Within the past week Mrs. L.J. Aldrich, who resides at 4 Potter Avenue, has received three letters from her son, Marshall S. Aldrich, who is a first-class heavy gunner aboard the United States battleship Arizona. The Arizona, which had been in French waters for some time, was dispatched to the Turkish coast in May. On May 10, the Arizona was about ten miles off Smyrna, waiting to lend a hand in straightening out matters between Turks and Armenians. In a second letter five days later, he writes: “Well, we didn’t land the day we expected, but they sent the Marines to guard the American Consul. The French and Greeks took over the forts of Smyrna this afternoon and I don’t believe it was much of a job. The Turkish warship in here is giving much trouble. The other night they had their searchlights trained on the Greeks and were going to fire when our Admiral told them to turn off their lights or we would sink them” The last letter mentions the landing of the Marines and the fight between Turks and Greeks, in which the latter were victorious, but lost 100 men, while the Turks lost 300. The Arizona was about 300 yards from the beach and had a fine view of the battle.

June 1919


Wedding Make-Up Requires Special Care – If there’s one time a woman doesn’t want to look “painted,” it’s on her wedding day.
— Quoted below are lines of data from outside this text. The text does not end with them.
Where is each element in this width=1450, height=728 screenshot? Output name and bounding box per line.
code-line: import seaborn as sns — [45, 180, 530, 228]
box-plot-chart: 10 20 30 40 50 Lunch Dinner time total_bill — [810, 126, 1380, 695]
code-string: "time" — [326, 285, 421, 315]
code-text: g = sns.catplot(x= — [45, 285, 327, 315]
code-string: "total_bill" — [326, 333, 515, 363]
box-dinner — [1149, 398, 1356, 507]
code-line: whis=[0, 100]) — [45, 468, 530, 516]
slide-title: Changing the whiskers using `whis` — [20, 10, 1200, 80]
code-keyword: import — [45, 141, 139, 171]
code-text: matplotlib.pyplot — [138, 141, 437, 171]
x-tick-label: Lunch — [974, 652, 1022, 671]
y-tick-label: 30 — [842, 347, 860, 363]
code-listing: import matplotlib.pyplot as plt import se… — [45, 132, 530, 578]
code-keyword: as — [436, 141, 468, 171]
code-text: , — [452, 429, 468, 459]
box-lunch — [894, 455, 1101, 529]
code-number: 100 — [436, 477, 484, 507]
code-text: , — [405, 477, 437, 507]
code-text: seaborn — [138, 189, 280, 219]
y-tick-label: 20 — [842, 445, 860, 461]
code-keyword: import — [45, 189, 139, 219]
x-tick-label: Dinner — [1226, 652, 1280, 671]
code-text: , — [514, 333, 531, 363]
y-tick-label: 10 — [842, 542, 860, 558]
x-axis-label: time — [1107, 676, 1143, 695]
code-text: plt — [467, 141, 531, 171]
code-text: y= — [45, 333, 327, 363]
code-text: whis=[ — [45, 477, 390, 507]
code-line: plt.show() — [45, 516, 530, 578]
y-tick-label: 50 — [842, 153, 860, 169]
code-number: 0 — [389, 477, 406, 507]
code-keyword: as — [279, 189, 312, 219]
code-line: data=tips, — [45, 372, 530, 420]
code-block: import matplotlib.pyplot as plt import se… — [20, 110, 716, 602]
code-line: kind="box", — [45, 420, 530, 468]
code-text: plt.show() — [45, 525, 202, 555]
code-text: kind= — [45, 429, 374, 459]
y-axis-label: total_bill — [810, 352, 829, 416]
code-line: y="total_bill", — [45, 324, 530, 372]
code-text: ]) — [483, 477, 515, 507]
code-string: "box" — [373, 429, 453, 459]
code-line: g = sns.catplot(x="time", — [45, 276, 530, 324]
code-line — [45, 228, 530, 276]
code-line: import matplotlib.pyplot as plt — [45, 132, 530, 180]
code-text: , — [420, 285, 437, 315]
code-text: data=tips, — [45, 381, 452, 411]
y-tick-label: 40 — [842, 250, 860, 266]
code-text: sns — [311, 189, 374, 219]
And, that’s the one day she’s likely to look just that way if she’s not careful. In the first place, white is a difficult color to wear. Ivory is somewhat easier. In her desire to look her best, the bride is likely to listen to well-wishers whose advice may be good for others, but may be just the wrong thing for her. These pointers may help a bride steer clear of bad advice. Don’t try any hair tints or tricky hair arrangements. When you get your hair fixed get a good thorough brushing and a shampoo you have tested by experience. If you have worn your hair up, and it flatters you that way, better use some hair lacquer to keep the strands from straying. Don’t wear too much rouge. A tiny bit of paste rouge is all right. Powder rouge is likely to rub off when people start kissing the bride. Don’t wear powder that is too light. You don’t want to look like a ghost. Don’t use mascara or eye shadow too much. Don’t wear bright nail polishes.

June 1939


A fuller understanding of the problems and importance of the dairy industry in Otsego County was gained by 27 local business men who toured four area farms. The tour took Chamber of Commerce members on farms operated by Lowell S. Huntington and Sons, Westford; Lawrence D. Hansen, South Valley; Owen Fassett and Sons, East Springfield, and Mrs. Gertrude Low and Son, Milford. The four farms toured were labeled “model farms” by Otsego County Agriculture Agent Dale Brown and displayed the most modern in farm equipment. Sizes of herds ranged from 32 milking cows on the Lawrence D. Hansen farm to 66 on the farm operated by Mr. Huntington and his sons.

June 1959


Minor league baseball returns to Oneonta’s Damaschke Field tonight with a new team, a new manager and a new mascot. The area’s much-loved Yankees farm team of years past will be visitors from Staten Island, facing Oneonta’s new team in the New York Penn League – the Oneonta Tigers in their first game. Sam Nader, president of the Oneonta Athletic Club, hopes that 1,500 to 2,000 fans will be on hand tonight to welcome the Tigers. Tickets are $4 for adults and $3 for children age 15 or younger. Nader said there will be fourteen sponsored games this season as in years past.

June 1999


Oneonta resident Del Anthony is the new owner of an adult football team formerly known as the Oneonta Stallions. Don Stanton, Sr. was extradited from the Otsego County jail on May 26 to face felony theft charges in Harrison, Arkansas. Despite Stanton’s arrest and his failure to secure a home field for the 2009 Regional American Football League season, the Stallions continued to meet at Fortin Park in the Town of Oneonta for regularly scheduled practices. “We all had a dream,” said Anthony who joined the Stallions in their infancy last summer as a coach. “I had a dream to coach. It’s a dream come true.”